Jen Dietrichs American Iconography
UMD art professor Jen Dietrich is an intelligent mix of broad experience and creative expression, with a strong positive rating from students she has served. Pretty much a trifecta, in my book.
EN: How did you first come to take an interest in art?
JD: Sometime during my junior year at UMD. I was a German and international relations major. I took an art history course and realized that dates and artists came very easily, whereas German vocabulary was work. I ended up with a double major: a BA in German and a BFA in pre-grad painting and drawing.
EN: What attracted you to painting?
JD: I was lucky enough to have natural talent for realism from a very young age. I was always drawing realistic figures but never considered it a viable career direction.
EN: I really enjoyed your baseball series. What can you tell us about how it was conceived and executed?
JD: First, I’m a closet jock and sports fanatic. I love watching and playing. However, I knew I wanted to investigate a postmodern perspective on the iconic American game of baseball. It had to be more than merely realistic drawing of players. That came too easily and was not unique by any means.
I started to draw comparisons between religion and the rituals surrounding both baseball enthusiasts and religion. The title of the show was Baseball: A Secular Religion. I attended many farm league games in southern Minnesota, analyzing and observing everything from the crowd to the bat boys. I loved this direct participatory research.
Here’s a little backstory on the baseball series. I played fast-pitch softball in high school (Hibbing) and also summer league. We actually went to state. I was starting third base and back-up catcher. Although I loved both positions for different reasons, my passion was catching. My heroes were Johnny Bench and Thurman Munson. I looked forward to putting on the armor (shin guards, mask, chest pad). It felt like heading into battle. I loved getting in the dirt and being the field marshal of the game. And this is what I learned from further investigation and looking through adult eyes and a body that can no longer play: I always thought that the game depended on the catcher/pitcher relationship, and that it hinged on the moment the pitcher released the ball from the fingers—thereby the pitcher was the catalyst. However, the pitcher gets the sign from the catcher. This is no great surprise to many, but it was all I needed to reaffirm my passion for the position of catcher. The catcher is the field marshal of the game, the captain, the commander—calling all the cuts, dictating the plays from the moment the ball connects with bat. Whew! As you can see, I’m not objective.
Anyway, that is a fun series, and I seem to revisit baseball each spring with fresh eyes. I’m not finished with that subject. Currently, I’m focusing on football. Four years ago I married a man who happened to be a former college tight end and place kicker. Needless to say, having a source close is wonderful and insightful. The baseball series was males. This current series is football players and coaches with female characters overlaid. A studio visit will help at this point.

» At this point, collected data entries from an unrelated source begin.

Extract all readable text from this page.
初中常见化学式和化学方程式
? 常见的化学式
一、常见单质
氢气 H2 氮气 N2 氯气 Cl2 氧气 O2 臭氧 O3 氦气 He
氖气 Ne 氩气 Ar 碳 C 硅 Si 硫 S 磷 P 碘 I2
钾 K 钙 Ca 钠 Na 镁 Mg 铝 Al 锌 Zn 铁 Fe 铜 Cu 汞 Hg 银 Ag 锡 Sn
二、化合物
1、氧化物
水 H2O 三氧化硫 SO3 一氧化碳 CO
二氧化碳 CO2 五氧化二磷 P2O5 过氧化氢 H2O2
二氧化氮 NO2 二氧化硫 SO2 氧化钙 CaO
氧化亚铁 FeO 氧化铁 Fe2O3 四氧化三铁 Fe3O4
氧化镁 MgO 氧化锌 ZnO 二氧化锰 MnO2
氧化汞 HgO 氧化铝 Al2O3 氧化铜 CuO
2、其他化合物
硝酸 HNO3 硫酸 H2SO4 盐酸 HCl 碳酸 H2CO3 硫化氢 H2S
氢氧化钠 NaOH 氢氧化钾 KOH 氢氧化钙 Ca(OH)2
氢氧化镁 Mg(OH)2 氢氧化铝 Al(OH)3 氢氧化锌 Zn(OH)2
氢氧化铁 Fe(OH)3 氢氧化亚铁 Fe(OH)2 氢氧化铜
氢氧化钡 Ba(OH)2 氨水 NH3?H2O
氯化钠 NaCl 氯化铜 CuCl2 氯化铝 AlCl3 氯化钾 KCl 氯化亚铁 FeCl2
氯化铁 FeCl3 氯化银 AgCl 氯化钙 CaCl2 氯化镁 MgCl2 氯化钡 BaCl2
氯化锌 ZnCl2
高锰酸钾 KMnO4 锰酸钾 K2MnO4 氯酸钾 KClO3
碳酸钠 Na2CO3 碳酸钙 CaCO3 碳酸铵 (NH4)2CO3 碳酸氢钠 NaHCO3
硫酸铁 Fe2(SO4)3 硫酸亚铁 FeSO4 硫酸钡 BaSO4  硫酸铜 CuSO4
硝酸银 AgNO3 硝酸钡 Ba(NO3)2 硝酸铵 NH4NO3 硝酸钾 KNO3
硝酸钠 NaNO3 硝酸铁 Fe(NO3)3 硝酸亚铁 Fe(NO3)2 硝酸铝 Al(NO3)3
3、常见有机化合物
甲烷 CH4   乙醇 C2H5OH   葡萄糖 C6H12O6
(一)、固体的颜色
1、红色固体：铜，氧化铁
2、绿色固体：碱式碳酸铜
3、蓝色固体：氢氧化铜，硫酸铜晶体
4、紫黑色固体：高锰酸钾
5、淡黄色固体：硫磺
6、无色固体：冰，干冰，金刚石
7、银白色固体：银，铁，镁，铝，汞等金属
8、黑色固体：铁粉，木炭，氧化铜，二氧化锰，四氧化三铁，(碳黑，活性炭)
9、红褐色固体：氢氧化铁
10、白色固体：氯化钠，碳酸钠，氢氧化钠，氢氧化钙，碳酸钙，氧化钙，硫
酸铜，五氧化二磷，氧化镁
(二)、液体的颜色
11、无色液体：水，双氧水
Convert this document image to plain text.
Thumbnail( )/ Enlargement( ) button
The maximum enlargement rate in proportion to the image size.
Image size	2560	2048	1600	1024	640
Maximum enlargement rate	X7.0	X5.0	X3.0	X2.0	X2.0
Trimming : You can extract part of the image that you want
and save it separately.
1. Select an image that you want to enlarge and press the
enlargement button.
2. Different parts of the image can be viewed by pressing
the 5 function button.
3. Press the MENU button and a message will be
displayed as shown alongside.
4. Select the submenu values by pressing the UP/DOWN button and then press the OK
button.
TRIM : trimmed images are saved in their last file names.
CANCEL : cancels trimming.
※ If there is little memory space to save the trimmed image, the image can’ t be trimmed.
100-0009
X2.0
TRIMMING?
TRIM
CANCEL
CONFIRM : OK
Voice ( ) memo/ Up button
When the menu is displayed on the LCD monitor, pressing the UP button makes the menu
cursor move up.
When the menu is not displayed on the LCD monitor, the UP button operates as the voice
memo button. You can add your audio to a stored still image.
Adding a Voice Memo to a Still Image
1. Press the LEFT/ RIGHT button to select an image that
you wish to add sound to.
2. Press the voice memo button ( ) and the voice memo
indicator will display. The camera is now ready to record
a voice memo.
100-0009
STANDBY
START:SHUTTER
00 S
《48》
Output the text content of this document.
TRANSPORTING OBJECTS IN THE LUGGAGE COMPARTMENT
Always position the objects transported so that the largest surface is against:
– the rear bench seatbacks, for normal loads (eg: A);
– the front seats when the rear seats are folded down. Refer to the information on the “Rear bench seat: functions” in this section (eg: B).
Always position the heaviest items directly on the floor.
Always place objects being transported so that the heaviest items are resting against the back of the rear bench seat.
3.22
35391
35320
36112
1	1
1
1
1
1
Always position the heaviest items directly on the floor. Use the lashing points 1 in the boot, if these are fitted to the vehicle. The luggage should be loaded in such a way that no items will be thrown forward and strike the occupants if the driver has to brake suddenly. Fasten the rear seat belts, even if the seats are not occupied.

EN: You also have barn-themed paintings. The two together remind me of Field of Dreams. Is there any connection between farms and baseball in your work?
JD: For the past 15 years I’ve been working on the topic of American icons, and each series addresses a different sub-theme: American barns, baseball, the Kennedys, etc. I was born in Wisconsin, and while I was living in Alaska I started missing the barns. That was my thesis project.
EN: How did JFK influence your generation that was born after he was assassinated?
JD: We were raised by parents whose dialogue was always pro-Kennedy. It was very much embedded in the everyday dialogue. It was centered on politics, not religion. For some reason, even the next generation was influenced by and fascinated with the Kennedys. I see it in my kids. They carry this torch for Kennedy.
EN: How did your interest in film come about? What prompted you to collaborate with Sarah Nitschke to form Underbelly Films?
When I was in Alaska for nine years at the Alaska Art Institute, we had a week-long summer program for teachers, and I called Chuck Close. He couldn’t come because of handicap issues, so I called Philip Pearlstein and he came. Afterwards he mentored me, and I said to Sarah, “We have to get him on film.” He was one of the last left from the abstract expressionism movement of that era, part of Leo Castelli’s first opening. He taught with Ad Reinhart in Brooklyn and was a classmate with Andy Warhol, whom he lived with for six months or so.
As artists, we’re all compared to Andy… Phillip is the polar opposite. Being small and intellectual, he was also a contrast to the brawly male type of abstract expressionism.
We started the film in 2004, which really preoccupied Sarah and me. It was especially challenging being a single mom with three kids.